T – Yes, I tried to quit using the patch, but had an allergic reaction to it.
Me – How long did it take to realize you had a reaction?
T – I used it for quite a few days, and had a few small bumps and a bit of itchiness where the patch was, but assumed that was just normal. When I spoke to my doctor about it, and noticed that the small bumps had turned into large hives, I realized it was a reaction.
Me – Do you think it would have been an effective way for you to quit smoking had you not had that reaction?
T – Yes, because I had actually cut back drastically on my smoking while wearing it.
Me – How long have you been a smoker?
T – I have been a smoker since I was about 15-16 years old.
Me – Do you think your child/children are worse off because you smoked?
T – I do not think that my children are worse off because I smoked and it never affected their birth weight at all. My smallest baby was 7 pounds 2 ounces and my biggest baby was 10 pounds. None of them seem to have any asthma or anything either.
Me – How did you feel smoking in public when you were pregnant?
T – With the first two I never even thought it was wrong to be smoking in public with being pregnant but as the years went on with the last three I definitely felt the judgement more.
Me – Did you face a lot of criticism? If so, how did you handle it?
T – With the last three I found that I had a lot more criticism then in the earlier ages. For example, with my last one I asked someone for a lighter and they refused to give me a light because I was pregnant. I also found that I would hide to smoke more with the last three pregnancies.
Me – What is/was your biggest trigger to smoke?
T – My biggest trigger for smoking is when I get stressed out or right after I eat.
This experience is obviously just one person, and many people do find the patch to work well for them. Although not everyone is going to have this type of reaction to using the patch, it is still a possibility. I believe that when trying to quit smoking, everyone should try to speak with their health care professional to discuss different options, and try to figure out what is the best method for you.
I would also like to add that although T’s children have not have any negative health effects from smoking during her first pregnancies, she did realize as time went on that even though she was unable to quit completely during her later pregnancies, she did try to cut back for health reasons. This is a subject that I touched on in my post “You smoke?… But aren’t you pregnant?“. I had a couple of comments on that posting as well about whether or not my children had any issues due to smoking while pregnant with them, feel free to go over and check it out!
There are so many options and ways to quit smoking, one of the most common things though from speaking to quite a few people is that it seems you really have to be ready to quit.
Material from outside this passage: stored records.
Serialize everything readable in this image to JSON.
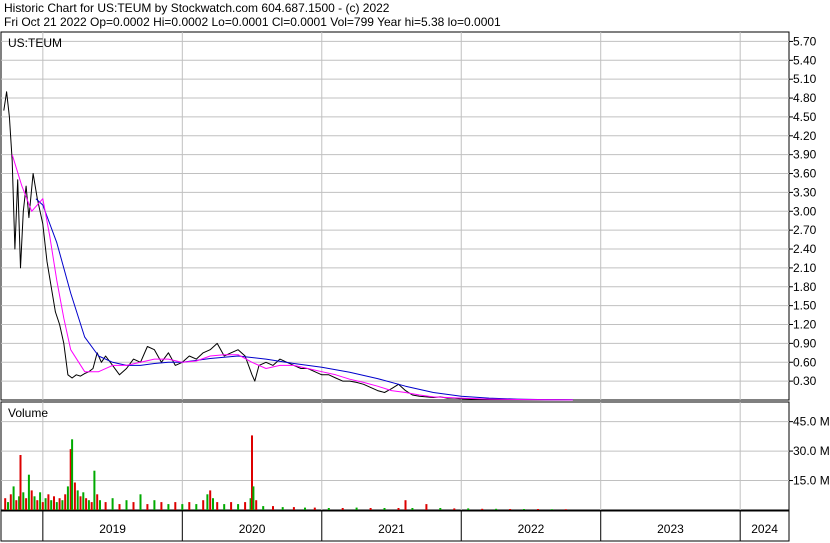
{
  "header": {
    "line1": "Historic Chart for US:TEUM by Stockwatch.com 604.687.1500 - (c) 2022",
    "line2": "Fri Oct 21 2022   Op=0.0002   Hi=0.0002   Lo=0.0001   Cl=0.0001   Vol=799   Year hi=5.38   lo=0.0001"
  },
  "colors": {
    "price": "#000000",
    "ma_fast": "#ff00ff",
    "ma_slow": "#0000cc",
    "vol_up": "#00aa00",
    "vol_down": "#dd0000",
    "grid": "#c0c0c0"
  },
  "chart_data": [
    {
      "type": "line",
      "title": "US:TEUM",
      "ylim": [
        0,
        5.85
      ],
      "yticks": [
        "5.70",
        "5.40",
        "5.10",
        "4.80",
        "4.50",
        "4.20",
        "3.90",
        "3.60",
        "3.30",
        "3.00",
        "2.70",
        "2.40",
        "2.10",
        "1.80",
        "1.50",
        "1.20",
        "0.90",
        "0.60",
        "0.30"
      ],
      "yticks_values": [
        5.7,
        5.4,
        5.1,
        4.8,
        4.5,
        4.2,
        3.9,
        3.6,
        3.3,
        3.0,
        2.7,
        2.4,
        2.1,
        1.8,
        1.5,
        1.2,
        0.9,
        0.6,
        0.3
      ],
      "x_years": [
        "2019",
        "2020",
        "2021",
        "2022",
        "2023",
        "2024"
      ],
      "x_year_starts": [
        2019.0,
        2020.0,
        2021.0,
        2022.0,
        2023.0,
        2024.0
      ],
      "x_range": [
        2018.7,
        2024.35
      ],
      "series": [
        {
          "key": "price",
          "x": [
            2018.72,
            2018.74,
            2018.76,
            2018.78,
            2018.8,
            2018.82,
            2018.84,
            2018.86,
            2018.88,
            2018.9,
            2018.93,
            2018.96,
            2019.0,
            2019.03,
            2019.06,
            2019.09,
            2019.12,
            2019.15,
            2019.18,
            2019.21,
            2019.24,
            2019.27,
            2019.3,
            2019.33,
            2019.36,
            2019.39,
            2019.42,
            2019.45,
            2019.5,
            2019.55,
            2019.6,
            2019.65,
            2019.7,
            2019.75,
            2019.8,
            2019.85,
            2019.9,
            2019.95,
            2020.0,
            2020.05,
            2020.1,
            2020.15,
            2020.2,
            2020.25,
            2020.3,
            2020.35,
            2020.4,
            2020.45,
            2020.5,
            2020.52,
            2020.55,
            2020.6,
            2020.65,
            2020.7,
            2020.75,
            2020.8,
            2020.85,
            2020.9,
            2020.95,
            2021.0,
            2021.05,
            2021.1,
            2021.15,
            2021.2,
            2021.25,
            2021.3,
            2021.35,
            2021.4,
            2021.45,
            2021.5,
            2021.55,
            2021.6,
            2021.65,
            2021.7,
            2021.75,
            2021.8,
            2021.85,
            2021.9,
            2021.95,
            2022.0,
            2022.1,
            2022.2,
            2022.3,
            2022.4,
            2022.5,
            2022.6,
            2022.7,
            2022.8
          ],
          "values": [
            4.6,
            4.9,
            4.5,
            3.8,
            2.4,
            3.5,
            2.1,
            3.0,
            3.4,
            2.9,
            3.6,
            3.2,
            2.8,
            2.2,
            1.8,
            1.4,
            1.2,
            0.9,
            0.4,
            0.35,
            0.4,
            0.38,
            0.42,
            0.45,
            0.5,
            0.75,
            0.6,
            0.7,
            0.55,
            0.4,
            0.5,
            0.65,
            0.6,
            0.85,
            0.8,
            0.6,
            0.75,
            0.55,
            0.6,
            0.7,
            0.65,
            0.75,
            0.8,
            0.9,
            0.7,
            0.75,
            0.8,
            0.7,
            0.4,
            0.3,
            0.55,
            0.6,
            0.55,
            0.65,
            0.6,
            0.55,
            0.5,
            0.5,
            0.45,
            0.4,
            0.4,
            0.35,
            0.3,
            0.3,
            0.28,
            0.25,
            0.2,
            0.15,
            0.12,
            0.18,
            0.25,
            0.15,
            0.08,
            0.06,
            0.05,
            0.04,
            0.05,
            0.03,
            0.03,
            0.02,
            0.015,
            0.012,
            0.01,
            0.008,
            0.006,
            0.004,
            0.003,
            0.002
          ]
        },
        {
          "key": "ma_fast",
          "x": [
            2018.78,
            2018.85,
            2018.92,
            2019.0,
            2019.05,
            2019.1,
            2019.15,
            2019.2,
            2019.3,
            2019.4,
            2019.5,
            2019.6,
            2019.7,
            2019.8,
            2019.9,
            2020.0,
            2020.1,
            2020.2,
            2020.3,
            2020.4,
            2020.5,
            2020.6,
            2020.7,
            2020.8,
            2020.9,
            2021.0,
            2021.1,
            2021.2,
            2021.3,
            2021.4,
            2021.5,
            2021.6,
            2021.7,
            2021.8,
            2021.9,
            2022.0,
            2022.2,
            2022.4,
            2022.6,
            2022.8
          ],
          "values": [
            3.9,
            3.4,
            3.0,
            3.2,
            2.6,
            1.9,
            1.3,
            0.8,
            0.45,
            0.45,
            0.55,
            0.55,
            0.6,
            0.65,
            0.65,
            0.6,
            0.62,
            0.7,
            0.72,
            0.72,
            0.6,
            0.5,
            0.55,
            0.55,
            0.5,
            0.45,
            0.4,
            0.33,
            0.28,
            0.22,
            0.15,
            0.12,
            0.08,
            0.05,
            0.04,
            0.03,
            0.015,
            0.008,
            0.004,
            0.002
          ]
        },
        {
          "key": "ma_slow",
          "x": [
            2018.95,
            2019.0,
            2019.1,
            2019.2,
            2019.3,
            2019.4,
            2019.5,
            2019.6,
            2019.7,
            2019.8,
            2019.9,
            2020.0,
            2020.2,
            2020.4,
            2020.6,
            2020.8,
            2021.0,
            2021.2,
            2021.4,
            2021.6,
            2021.8,
            2022.0,
            2022.2,
            2022.4,
            2022.6,
            2022.8
          ],
          "values": [
            3.2,
            3.1,
            2.5,
            1.7,
            1.0,
            0.7,
            0.6,
            0.55,
            0.55,
            0.58,
            0.6,
            0.6,
            0.66,
            0.7,
            0.65,
            0.58,
            0.52,
            0.44,
            0.34,
            0.22,
            0.12,
            0.06,
            0.03,
            0.015,
            0.007,
            0.003
          ]
        }
      ]
    },
    {
      "type": "bar",
      "title": "Volume",
      "ylim": [
        0,
        55
      ],
      "yticks": [
        "45.0 M",
        "30.0 M",
        "15.0 M"
      ],
      "yticks_values": [
        45,
        30,
        15
      ],
      "bars": [
        {
          "x": 2018.73,
          "v": 6,
          "up": false
        },
        {
          "x": 2018.75,
          "v": 4,
          "up": true
        },
        {
          "x": 2018.77,
          "v": 8,
          "up": false
        },
        {
          "x": 2018.79,
          "v": 12,
          "up": true
        },
        {
          "x": 2018.81,
          "v": 5,
          "up": false
        },
        {
          "x": 2018.83,
          "v": 7,
          "up": true
        },
        {
          "x": 2018.84,
          "v": 28,
          "up": false
        },
        {
          "x": 2018.86,
          "v": 9,
          "up": true
        },
        {
          "x": 2018.88,
          "v": 6,
          "up": false
        },
        {
          "x": 2018.9,
          "v": 18,
          "up": true
        },
        {
          "x": 2018.92,
          "v": 10,
          "up": false
        },
        {
          "x": 2018.94,
          "v": 7,
          "up": true
        },
        {
          "x": 2018.96,
          "v": 5,
          "up": false
        },
        {
          "x": 2018.98,
          "v": 9,
          "up": true
        },
        {
          "x": 2019.0,
          "v": 4,
          "up": false
        },
        {
          "x": 2019.02,
          "v": 6,
          "up": true
        },
        {
          "x": 2019.04,
          "v": 8,
          "up": false
        },
        {
          "x": 2019.06,
          "v": 5,
          "up": true
        },
        {
          "x": 2019.08,
          "v": 7,
          "up": false
        },
        {
          "x": 2019.1,
          "v": 4,
          "up": true
        },
        {
          "x": 2019.12,
          "v": 6,
          "up": false
        },
        {
          "x": 2019.14,
          "v": 5,
          "up": true
        },
        {
          "x": 2019.16,
          "v": 8,
          "up": false
        },
        {
          "x": 2019.18,
          "v": 12,
          "up": true
        },
        {
          "x": 2019.2,
          "v": 31,
          "up": false
        },
        {
          "x": 2019.21,
          "v": 36,
          "up": true
        },
        {
          "x": 2019.23,
          "v": 14,
          "up": false
        },
        {
          "x": 2019.25,
          "v": 10,
          "up": true
        },
        {
          "x": 2019.27,
          "v": 7,
          "up": false
        },
        {
          "x": 2019.29,
          "v": 9,
          "up": true
        },
        {
          "x": 2019.31,
          "v": 6,
          "up": false
        },
        {
          "x": 2019.33,
          "v": 5,
          "up": true
        },
        {
          "x": 2019.35,
          "v": 4,
          "up": false
        },
        {
          "x": 2019.37,
          "v": 20,
          "up": true
        },
        {
          "x": 2019.39,
          "v": 8,
          "up": false
        },
        {
          "x": 2019.41,
          "v": 5,
          "up": true
        },
        {
          "x": 2019.45,
          "v": 4,
          "up": false
        },
        {
          "x": 2019.5,
          "v": 6,
          "up": true
        },
        {
          "x": 2019.55,
          "v": 3,
          "up": false
        },
        {
          "x": 2019.6,
          "v": 5,
          "up": true
        },
        {
          "x": 2019.65,
          "v": 4,
          "up": false
        },
        {
          "x": 2019.7,
          "v": 8,
          "up": true
        },
        {
          "x": 2019.75,
          "v": 3,
          "up": false
        },
        {
          "x": 2019.8,
          "v": 5,
          "up": true
        },
        {
          "x": 2019.85,
          "v": 4,
          "up": false
        },
        {
          "x": 2019.9,
          "v": 3,
          "up": true
        },
        {
          "x": 2019.95,
          "v": 4,
          "up": false
        },
        {
          "x": 2020.0,
          "v": 3,
          "up": true
        },
        {
          "x": 2020.05,
          "v": 4,
          "up": false
        },
        {
          "x": 2020.1,
          "v": 3,
          "up": true
        },
        {
          "x": 2020.15,
          "v": 5,
          "up": false
        },
        {
          "x": 2020.18,
          "v": 8,
          "up": true
        },
        {
          "x": 2020.2,
          "v": 10,
          "up": false
        },
        {
          "x": 2020.22,
          "v": 6,
          "up": true
        },
        {
          "x": 2020.25,
          "v": 4,
          "up": false
        },
        {
          "x": 2020.3,
          "v": 3,
          "up": true
        },
        {
          "x": 2020.35,
          "v": 4,
          "up": false
        },
        {
          "x": 2020.4,
          "v": 3,
          "up": true
        },
        {
          "x": 2020.45,
          "v": 4,
          "up": false
        },
        {
          "x": 2020.49,
          "v": 6,
          "up": true
        },
        {
          "x": 2020.5,
          "v": 38,
          "up": false
        },
        {
          "x": 2020.51,
          "v": 12,
          "up": true
        },
        {
          "x": 2020.53,
          "v": 5,
          "up": false
        },
        {
          "x": 2020.58,
          "v": 2,
          "up": true
        },
        {
          "x": 2020.65,
          "v": 2,
          "up": false
        },
        {
          "x": 2020.72,
          "v": 1.5,
          "up": true
        },
        {
          "x": 2020.8,
          "v": 1.5,
          "up": false
        },
        {
          "x": 2020.88,
          "v": 1.2,
          "up": true
        },
        {
          "x": 2020.95,
          "v": 1.2,
          "up": false
        },
        {
          "x": 2021.05,
          "v": 1,
          "up": true
        },
        {
          "x": 2021.15,
          "v": 1,
          "up": false
        },
        {
          "x": 2021.25,
          "v": 1.2,
          "up": true
        },
        {
          "x": 2021.35,
          "v": 1,
          "up": false
        },
        {
          "x": 2021.45,
          "v": 1,
          "up": true
        },
        {
          "x": 2021.55,
          "v": 1,
          "up": false
        },
        {
          "x": 2021.6,
          "v": 5,
          "up": false
        },
        {
          "x": 2021.65,
          "v": 1,
          "up": true
        },
        {
          "x": 2021.75,
          "v": 3,
          "up": false
        },
        {
          "x": 2021.85,
          "v": 1,
          "up": true
        },
        {
          "x": 2021.95,
          "v": 0.8,
          "up": false
        },
        {
          "x": 2022.05,
          "v": 0.8,
          "up": true
        },
        {
          "x": 2022.15,
          "v": 0.6,
          "up": false
        },
        {
          "x": 2022.25,
          "v": 0.6,
          "up": true
        },
        {
          "x": 2022.35,
          "v": 0.5,
          "up": false
        },
        {
          "x": 2022.45,
          "v": 0.5,
          "up": true
        },
        {
          "x": 2022.55,
          "v": 0.5,
          "up": false
        },
        {
          "x": 2022.65,
          "v": 0.4,
          "up": true
        },
        {
          "x": 2022.75,
          "v": 0.4,
          "up": false
        }
      ]
    }
  ]
}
If you are not ready, it does not seem to work, no matter what the method is! Some people may need to try to quit multiple times, and some may need to try multiple ways to quit. There are many resources that you can use to help you along the way. Getting support from places like the Pregnets blog, local mommy groups, and of course your health care professional are crucial if you are struggling to quit smoking. I hope that if you are looking to quit smoking, that you are ready and find a method that works for you!